Mathewson had a two-run single and Maxx Corradi added a run-scoring base hit in a four-run second inning for Woodstock Academy.

The last two Centaur runs came in the sixth inning on a Matt Hernandez two-run single.

A walk, a double, an error and a wild pitch allowed the Falcons to plate two runs in the top of the seventh but Logan Coutu came on top put out the fire and get the last two outs to preserve the win for O’Brien.

Woodstock Academy had to do a bullpen game on Saturday with Logan Coutu, Will Bushey and Jack Sumner pitching the first 5 2/3 innings before Mathewson finished up.

It worked as the pitchers kept Stonington at bay and the bats produced enough for a 7-3 win.

The Centaurs took a first inning lead on a Lamarche RBI single before the Bears tied it up.
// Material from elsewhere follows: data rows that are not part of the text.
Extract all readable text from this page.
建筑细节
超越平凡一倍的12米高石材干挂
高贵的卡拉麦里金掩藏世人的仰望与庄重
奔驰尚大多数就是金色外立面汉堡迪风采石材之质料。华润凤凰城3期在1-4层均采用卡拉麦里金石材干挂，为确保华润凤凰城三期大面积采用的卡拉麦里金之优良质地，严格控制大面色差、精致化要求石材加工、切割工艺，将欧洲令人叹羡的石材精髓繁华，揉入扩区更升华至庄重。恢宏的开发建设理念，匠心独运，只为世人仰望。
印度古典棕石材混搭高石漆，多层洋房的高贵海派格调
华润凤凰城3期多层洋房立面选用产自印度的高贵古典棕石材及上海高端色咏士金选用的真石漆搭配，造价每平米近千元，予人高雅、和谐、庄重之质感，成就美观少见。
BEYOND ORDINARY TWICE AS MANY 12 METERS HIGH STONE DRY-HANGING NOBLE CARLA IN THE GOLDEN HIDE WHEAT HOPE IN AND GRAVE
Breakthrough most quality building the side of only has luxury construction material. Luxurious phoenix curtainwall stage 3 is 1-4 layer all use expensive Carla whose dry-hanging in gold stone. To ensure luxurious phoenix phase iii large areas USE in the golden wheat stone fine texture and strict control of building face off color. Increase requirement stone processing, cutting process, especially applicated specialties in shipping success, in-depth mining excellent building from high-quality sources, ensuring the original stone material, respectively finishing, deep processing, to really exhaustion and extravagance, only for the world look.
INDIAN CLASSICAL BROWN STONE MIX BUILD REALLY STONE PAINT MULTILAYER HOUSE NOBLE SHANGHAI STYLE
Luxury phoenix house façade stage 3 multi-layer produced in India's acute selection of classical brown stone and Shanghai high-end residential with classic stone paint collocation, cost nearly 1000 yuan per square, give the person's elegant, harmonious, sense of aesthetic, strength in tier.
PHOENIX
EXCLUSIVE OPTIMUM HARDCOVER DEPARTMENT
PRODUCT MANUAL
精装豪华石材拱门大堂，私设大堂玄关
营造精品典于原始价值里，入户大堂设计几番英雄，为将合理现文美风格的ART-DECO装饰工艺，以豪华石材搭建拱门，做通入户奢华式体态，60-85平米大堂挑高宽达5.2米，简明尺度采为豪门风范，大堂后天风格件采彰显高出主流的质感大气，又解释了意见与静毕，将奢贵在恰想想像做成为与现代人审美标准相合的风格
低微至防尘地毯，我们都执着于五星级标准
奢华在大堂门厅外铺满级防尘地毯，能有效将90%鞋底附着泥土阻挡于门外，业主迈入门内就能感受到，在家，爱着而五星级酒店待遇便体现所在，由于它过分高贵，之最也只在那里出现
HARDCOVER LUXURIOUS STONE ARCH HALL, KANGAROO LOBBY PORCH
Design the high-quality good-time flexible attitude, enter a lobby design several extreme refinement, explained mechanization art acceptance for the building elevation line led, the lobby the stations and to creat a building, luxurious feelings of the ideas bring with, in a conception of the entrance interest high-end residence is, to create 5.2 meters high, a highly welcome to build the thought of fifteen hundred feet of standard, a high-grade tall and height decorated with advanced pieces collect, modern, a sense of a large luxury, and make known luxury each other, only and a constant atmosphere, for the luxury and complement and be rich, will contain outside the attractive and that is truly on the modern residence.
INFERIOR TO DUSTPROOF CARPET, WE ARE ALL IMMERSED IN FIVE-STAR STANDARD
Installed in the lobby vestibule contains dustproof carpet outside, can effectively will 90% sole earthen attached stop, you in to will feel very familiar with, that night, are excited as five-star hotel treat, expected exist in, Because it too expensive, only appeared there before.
Woodstock Academy went ahead to stay when O’Brien doubled in the third inning and two walks loaded the bases.

Sampson had an RBI fielder’s choice and Lecuyer followed with an RBI single. Caleb Simoneau came home on a wild pitch and Corradi had a sacrifice fly to put the Centaurs up, 5-1.

Stonington scored two in the bottom of the inning but Woodstock Academy put it away in the top of the seventh on a two-run double by Corradi.